Comparing Self to Others

"Comparison is the thief of joy."  This quote is variously attributed on the internet to Mark Twain, Dwight Edwards, even Theodore Roosevelt.  Maybe those authors did say it, or something very like it.  But maybe they were all paraphrasing some other more arcane quote.

How often do we read something that gets filed in the memory in the form of a paraphrase?

Many educated people, civil war generals and others  habitually and continually have read their Marcus Aurelius.  In the Meditations, they encounter quotes like this:
Now much time and leisure doth he gain, who is not curious to know what his neighbor hath said, or hath done, or hath attempted, but only what he doth himself, that it may be just and holy? or to express it in Agathos' words, Not to look about upon the evil conditions of others, but to run on straight in the line, without any loose and extravagant agitation. (Marcus Aurelius, Meditations, Number XV)
(No I don't know who Agathos is.) A number of editions of the Meditations are still in print.  The classical stoic may be an accessible handle on life for people in business and politics.  I would rather have them all reading old Marcus than old Marx, to tell you the truth.
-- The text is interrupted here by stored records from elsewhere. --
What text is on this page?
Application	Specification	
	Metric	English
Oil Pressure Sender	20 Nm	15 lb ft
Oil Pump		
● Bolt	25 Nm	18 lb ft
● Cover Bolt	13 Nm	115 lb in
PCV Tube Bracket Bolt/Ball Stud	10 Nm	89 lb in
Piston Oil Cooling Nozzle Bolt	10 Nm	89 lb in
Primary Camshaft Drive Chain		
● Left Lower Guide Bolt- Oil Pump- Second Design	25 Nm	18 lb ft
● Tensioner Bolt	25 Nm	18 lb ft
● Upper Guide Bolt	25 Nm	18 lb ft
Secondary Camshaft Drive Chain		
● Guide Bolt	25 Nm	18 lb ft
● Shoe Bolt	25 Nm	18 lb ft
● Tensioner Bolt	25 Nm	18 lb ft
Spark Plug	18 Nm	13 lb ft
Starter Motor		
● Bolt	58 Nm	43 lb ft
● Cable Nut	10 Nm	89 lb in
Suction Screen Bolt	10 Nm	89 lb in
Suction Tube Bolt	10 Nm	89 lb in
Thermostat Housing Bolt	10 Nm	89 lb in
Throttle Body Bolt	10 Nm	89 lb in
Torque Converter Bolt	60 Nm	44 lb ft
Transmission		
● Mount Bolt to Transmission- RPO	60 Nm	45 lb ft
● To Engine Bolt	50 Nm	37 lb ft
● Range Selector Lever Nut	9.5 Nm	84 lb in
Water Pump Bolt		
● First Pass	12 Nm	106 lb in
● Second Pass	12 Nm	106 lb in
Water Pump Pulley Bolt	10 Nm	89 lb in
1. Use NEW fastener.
To return to our quote about the thief of joy.  What is more precious than time? What is more pernicious than someone or something that robs us of valuable time? While Marcus Aurelius made the comment positive with respect to time and negative about comparing or curiosity, the succinct aphorism attributed without documentary citation of attribution turns it into a positive about curiosity (comparison) and negative (a thief) about joy/time/value.

Viva Marcus (Aurelius) and Mark (Twain)!  Oh, and down with Marx.